By way of contrast, there was my dad.  Unlike Sherriff Willoughby, my dad was no Atticus Finch.  He was way more good than bad, but like the rest of the human race, he was a mixture of both.  As such, there were some loose ends and frayed ends that could have used some tying up.  I often wonder, what it would have been like, if he could have found the courage to exert less control, like my friend Sue did with her own death.  Her husband said that the last ten years of their marriage (as he cared for her in her disability) were their best years together.  What would it have been like if my dad could have let Brother Death (Saint Francis’ view of The Grim Reaper) take his time?  What would have been possible?  What kinds of long, slow conversations could have taken place while he received care from first one adult child, and then another?  Would there have been long-awaited reconciliations?  With palliative care experts managing his pain, what kinds of interactions between siblings would have unfolded?  What sorts of healing could have been possible?  What relationships cemented?

Jean Vanier, the founder of L’Arche communities for cognitively challenged women and men has described the gift that those with needs provide a family and a community.  They exercise a kind of centripetal force, pulling a family together around the care of that person.  In their need, those who are dying, or receiving care, have the power to draw us toward and reveal the God whose name is Love.  In allowing us to wash their feet, they ennoble us and bind us together, making us more cohesive as individuals and as a community.

This week’s first reading (Job 7:1-7) pointed to a central truth:  human life has brutality knit into it.  For most of our lives, we cling to positive illusions that distract us from taking full measure of that brutality.  Whether it is a diagnosis, some kind of diminishment, the shift in the fickle winds of economic circumstances, violence, or death itself, the brutality that is part and parcel of our existence won’t stay hidden forever.

What I learned, once again, at Sue’s bedside was that it is human community that softens that brutality.  The faces, hands and voices that show up to accompany us in our suffering bring transformative creativity, warmth, and humor.  Divine love, that is the ground and horizon of all real human loving has a way of reaching in and healing things, even making things stronger in the broken places.

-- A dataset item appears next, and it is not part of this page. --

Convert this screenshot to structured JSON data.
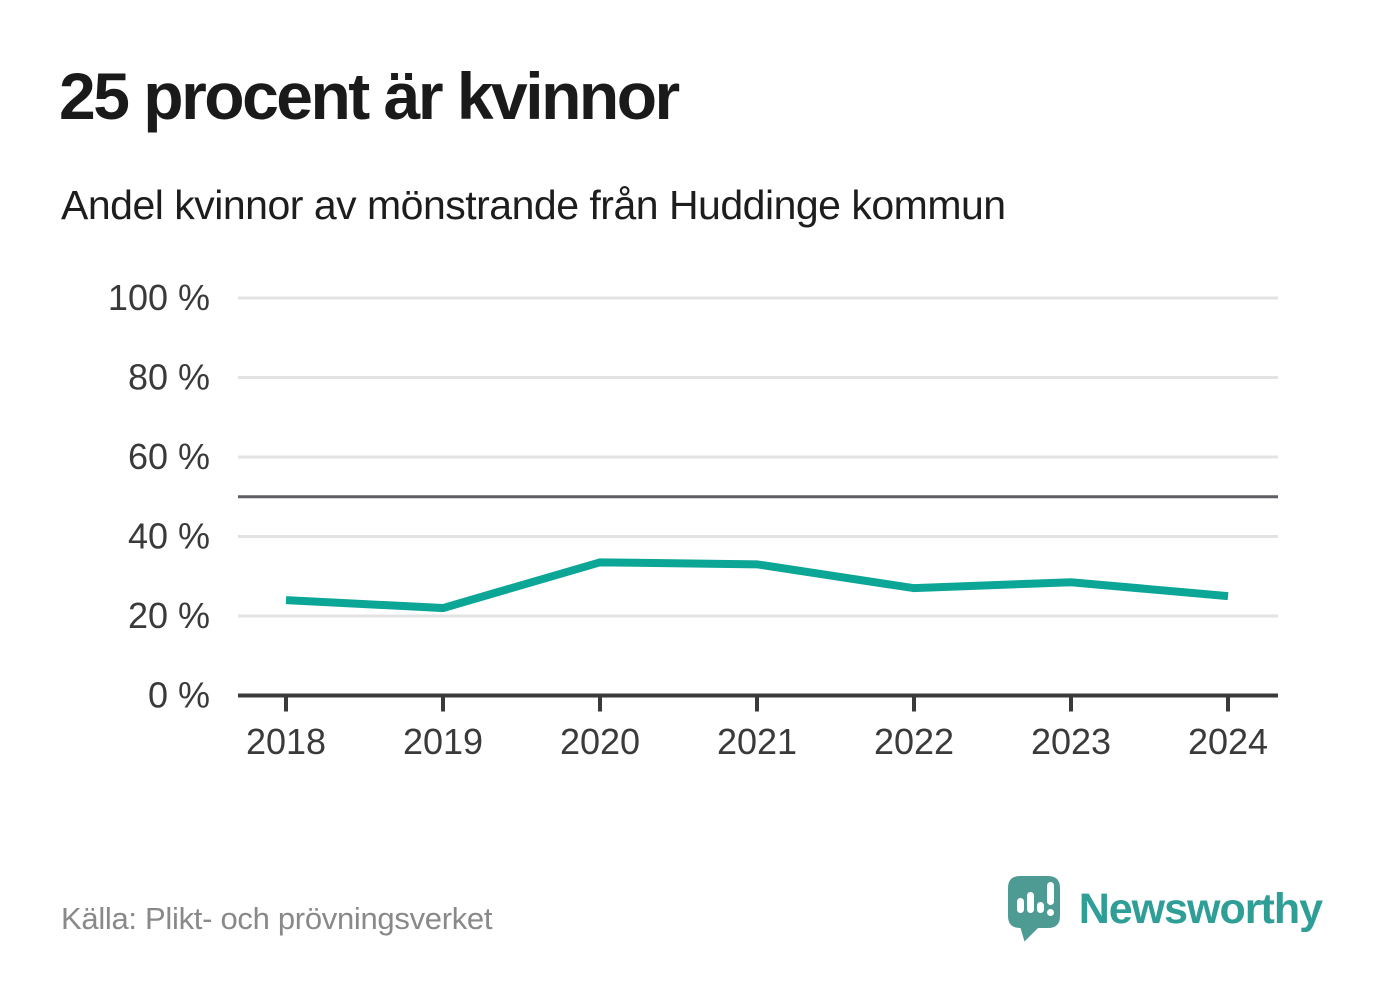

With Lent just over the horizon, thoughts turn to the contemplation of resolutions and spiritual exercises.  Could this be the time to attend to the bonds in a relationship with more contact, and deeper sharing?  Perhaps this Lent, you could resist that fundamental temptation to stage-manage your life and exert control.  Rather than viewing your weakness and vulnerability as a thing to keep hidden, you could heed the examples of Jean Vanier, and my friend Sue.  Perhaps you could courageously decide to allow those who love you to see you in your vulnerability and to care for you.  By allowing them to wash your feet, you will provide them (and yourself) with an immeasurable gift.  In those most mysterious words of Saint Paul (2 Corinthians 12), “It is when we are weak that we are strong.”